Digital Test Board

A project log for 60MHz Bandwidth 250Msps Probe-Scope

The Probe-Scope is an open source 60MHz 250Msps oscilloscope probe with all guts built right in, that plugs directly into your PC via USB

James RowleyJames Rowley 06/29/2019 at 23:580 Comments

In a similar fashion to the Analog Input Test Board, we created a Digital Test Board, so that we could compartmentalize development efforts and get both halves of our system up and running at the same time. The Digital Test Board contains the Analog Devices AD9481 ADC and everything needed to get data out of it and on to a computer over USB: to accomplish this it uses a Lattice MachXO2-4000 FPGA, a Cypress S70KS1281 self-refreshing DRAM, and a Microchip PIC32MZ2048EFH MIPS microcontroller.

The ADC is clocked by a Microchip DSC1103 250MHz LVDS MEMS oscillator, and since its output is 250Msps Double Data Rate (DDR), its output clock is 125MHz. It has two output ports, A and B, each 8 bits, with A being valid on the falling edge of the clock and B on the rising edge. The data clock output from the ADC is used as the clock source for the FPGA, which has built-in DDR support on the bottom IO cells.

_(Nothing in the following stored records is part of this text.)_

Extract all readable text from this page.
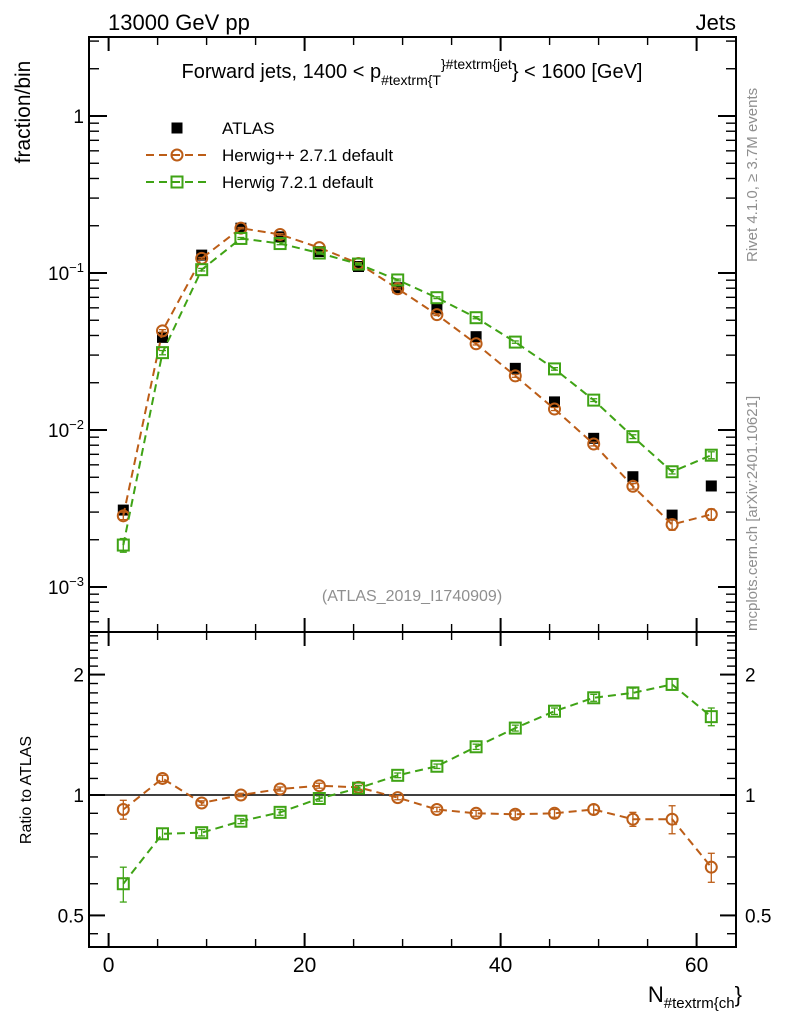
13000 GeV pp	Jets
fraction/bin
Ratio to ATLAS
Rivet 4.1.0, ≥ 3.7M events
mcplots.cern.ch [arXiv:2401.10621]
(ATLAS_2019_I1740909)
ATLAS
Herwig++ 2.7.1 default
Herwig 7.2.1 default
1
$10^{-1}$
$10^{-2}$
$10^{-3}$
2	2
1	1
0.5	0.5
0	20	40	60
$N_{\#textrm\{ch}$}
Forward jets, $1400 < p_{\#textrm\{T}^{\}\#textrm\{jet}\} < 1600$ [GeV]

Once the data gets into the FPGA, it’s stored into “EBR” SRAM in FIFO mode (a hardened feature of the MachXO2), where it waits until it can get send out in blocks to the Cypress “HyperRAM” device. Also at this time, the FPGA checks the incoming data for a trigger condition. We use the FPGA’s PLL to generate a 166MHz clock for the HyperRAM, which is its top speed. Since the HyperRAM is a self-refreshing DRAM, it does have to spend some time refreshing occasionally, and we also have to reset the address when we get to the end of the memory, so we can’t just write continuously at the ADC’s output frequency. Instead we run it slightly faster and write out bursts of data, allowing for control and refreshing to occur in between bursts.

The PIC controls the FPGA via SPI (using the FPGA’s hardened SPI peripheral) and also with simple GPIO. It sets the trigger conditions for the FPGA, and when a trigger is detected, it requests the relevant slice of data from the FPGA, which will transfer it out of the HyperRAM and into the PIC via a parallel port. At the same time (since in most circumstances the PIC cannot hold all the data at once), the PIC transfers the sample data over USB to a Python application running on the user’s computer. The design data for the digital test board can be found on our GitHub, and here is a direct link to the PDF:

Our boards have finally been shipped, so we'll get them hopefully on Wednesday and build them this week.